When the funding rate is positive, long positions pay short ones. When the funding rate is negative, short positions pay long ones.

If you want to learn more about how this process works, check out What Are Perpetual Futures?.

What does this mean to you ? Depending on your open positions and funding rates, you will pay or receive payments. On Binance Futures, these funding payments are paid every 8 hours. You can check the time and estimated funding rate of the next funding period at the top of the page, next to the benchmark price.

If you want to check the previous financing rates for each contract, hover over [Information] and select [Funding Rate History].


What is a Post-only, Time in Force and Reduce-Only order?

When using Limit orders, you can set additional instructions along with your orders. On Binance Futures, these can be Post-Only or Time in Force (TIF) instructions, and they determine additional characteristics of your Limit orders. You can access it at the bottom of the order entry field.

Post-Only means that your order will always be added to the order book first and will never be executed against an existing order in the order book. This is useful if you only want to pay maker fees.

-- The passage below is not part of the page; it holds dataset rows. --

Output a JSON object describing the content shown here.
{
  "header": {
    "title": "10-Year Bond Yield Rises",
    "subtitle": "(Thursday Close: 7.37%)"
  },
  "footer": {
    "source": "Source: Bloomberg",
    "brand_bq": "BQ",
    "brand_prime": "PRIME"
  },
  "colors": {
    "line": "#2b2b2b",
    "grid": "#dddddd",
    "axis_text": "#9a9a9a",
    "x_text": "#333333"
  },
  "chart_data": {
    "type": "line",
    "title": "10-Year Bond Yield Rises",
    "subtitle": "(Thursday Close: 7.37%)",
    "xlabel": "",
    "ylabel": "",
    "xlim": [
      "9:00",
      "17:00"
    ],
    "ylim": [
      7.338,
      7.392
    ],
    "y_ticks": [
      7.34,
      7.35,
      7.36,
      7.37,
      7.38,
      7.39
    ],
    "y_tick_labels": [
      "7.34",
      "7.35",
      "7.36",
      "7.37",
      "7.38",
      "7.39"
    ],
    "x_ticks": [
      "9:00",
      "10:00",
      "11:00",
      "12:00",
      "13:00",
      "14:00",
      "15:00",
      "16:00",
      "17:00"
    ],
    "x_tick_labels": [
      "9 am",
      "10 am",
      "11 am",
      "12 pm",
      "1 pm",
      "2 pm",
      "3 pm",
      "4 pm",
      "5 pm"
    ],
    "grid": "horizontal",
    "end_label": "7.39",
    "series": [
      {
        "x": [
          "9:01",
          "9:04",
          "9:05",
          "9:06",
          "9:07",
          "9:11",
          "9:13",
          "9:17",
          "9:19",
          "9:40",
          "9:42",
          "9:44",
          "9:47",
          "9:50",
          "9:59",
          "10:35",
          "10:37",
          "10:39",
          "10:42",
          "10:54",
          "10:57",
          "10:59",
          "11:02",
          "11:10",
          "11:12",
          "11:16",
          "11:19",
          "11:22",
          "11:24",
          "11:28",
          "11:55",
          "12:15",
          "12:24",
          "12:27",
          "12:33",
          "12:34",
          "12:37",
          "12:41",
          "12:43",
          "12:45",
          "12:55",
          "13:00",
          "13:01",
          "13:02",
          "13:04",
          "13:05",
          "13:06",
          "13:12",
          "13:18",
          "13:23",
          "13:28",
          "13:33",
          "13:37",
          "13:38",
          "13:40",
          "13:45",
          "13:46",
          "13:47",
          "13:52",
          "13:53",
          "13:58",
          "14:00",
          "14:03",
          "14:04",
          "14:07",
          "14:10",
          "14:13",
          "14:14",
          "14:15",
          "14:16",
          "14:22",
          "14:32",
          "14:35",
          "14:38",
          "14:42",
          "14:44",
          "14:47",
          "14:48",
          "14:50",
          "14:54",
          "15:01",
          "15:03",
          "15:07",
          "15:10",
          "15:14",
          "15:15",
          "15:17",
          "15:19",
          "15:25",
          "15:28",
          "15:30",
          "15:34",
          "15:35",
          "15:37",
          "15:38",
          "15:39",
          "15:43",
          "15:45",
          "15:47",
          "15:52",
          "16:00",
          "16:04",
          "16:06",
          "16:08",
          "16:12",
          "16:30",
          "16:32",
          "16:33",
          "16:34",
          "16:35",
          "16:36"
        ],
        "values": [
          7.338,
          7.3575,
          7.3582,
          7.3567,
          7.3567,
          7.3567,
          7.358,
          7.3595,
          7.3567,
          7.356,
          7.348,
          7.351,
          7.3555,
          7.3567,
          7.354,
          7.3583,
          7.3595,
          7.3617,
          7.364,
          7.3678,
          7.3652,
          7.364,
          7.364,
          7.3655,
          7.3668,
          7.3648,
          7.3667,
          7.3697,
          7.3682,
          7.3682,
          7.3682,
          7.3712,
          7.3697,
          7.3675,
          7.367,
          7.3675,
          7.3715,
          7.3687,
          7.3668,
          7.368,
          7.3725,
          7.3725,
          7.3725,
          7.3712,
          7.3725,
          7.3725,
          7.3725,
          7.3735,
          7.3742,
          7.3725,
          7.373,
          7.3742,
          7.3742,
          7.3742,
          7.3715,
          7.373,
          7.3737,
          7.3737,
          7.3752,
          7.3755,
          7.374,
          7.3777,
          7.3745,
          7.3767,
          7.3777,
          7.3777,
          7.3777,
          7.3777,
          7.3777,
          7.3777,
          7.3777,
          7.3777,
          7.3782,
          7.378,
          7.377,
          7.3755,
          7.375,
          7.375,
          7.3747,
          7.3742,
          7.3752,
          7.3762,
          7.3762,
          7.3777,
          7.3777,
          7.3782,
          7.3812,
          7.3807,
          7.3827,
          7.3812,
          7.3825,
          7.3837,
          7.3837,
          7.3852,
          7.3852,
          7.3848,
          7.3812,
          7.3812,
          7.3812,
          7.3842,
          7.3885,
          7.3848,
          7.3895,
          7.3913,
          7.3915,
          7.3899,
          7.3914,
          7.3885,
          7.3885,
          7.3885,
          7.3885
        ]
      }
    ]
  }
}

TIF instructions allow you to specify how long your orders will remain active before they are executed or expire. You can select one of the following options for TIF statements:

  • GTC (Good Till Cancel): the order will remain active until executed or canceled.

  • IOC (Immediate Or Cancel): the order will be executed immediately (in whole or in part). If it is only partially executed, the unexecuted part of the order will be canceled.

  • FOK (Fill Or Kill): The order must be fully executed immediately. Otherwise it won't run at all.

When in one-way mode, checking the "Reduce Only" box ensures that new orders you set will only decrease your currently open positions and never increase them.


When are your positions at risk of being liquidated?

Liquidation occurs when your margin balance drops below the required maintenance margin. Margin balance is the balance in your Binance Futures account, including your unrealized G and P (gains and losses). Thus, your gains and losses will cause a change in the value of the margin balance. If you use Cross Margin mode, this balance will be shared between all your positions. If you use Isolated Margin mode, this balance can be assigned to each position individually.

The maintenance margin is the minimum value you must have to keep your positions open. This varies depending on the size of your positions. Larger positions require higher maintenance margin.

You can check your current margin ratio in the bottom right corner. If your margin ratio reaches 100%, your positions will be liquidated.

When liquidation occurs, all your open orders are canceled. Ideally, you should keep track of your positions to avoid self-liquidation, which incurs additional fees. If your position is close to being liquidated, it may be beneficial to consider manually closing the position instead of waiting for self-liquidation.


What is automatic lever reduction and how can it affect you?

When a trader's account size is less than 0, the Insurance Fund is used to cover losses. However, in certain exceptionally volatile market environments, the Insurance Fund may be unable to offset losses and open positions must be reduced in order to cover them. This means that in times like this, your open positions are also likely to be reduced.

The order of these position reductions is determined by a queue, where the most profitable and leveraged traders are at the front of the queue. You can check your current position in the queue by hovering over [ADL] under the [Positions] tab.

conseil sur l'outil de désendettement automatique


To conclude

Futures contracts are derivative products that give traders an obligation to buy or sell an asset in the future. But unlike traditional futures contracts, perpetual futures contracts do not have a delivery date. Derivatives can be confusing for inexperienced traders. It is therefore essential to understand how these contracts work before taking any financial risk. As we mentioned, you can access the Binance Futures testnet to test the platform without risking any real funds.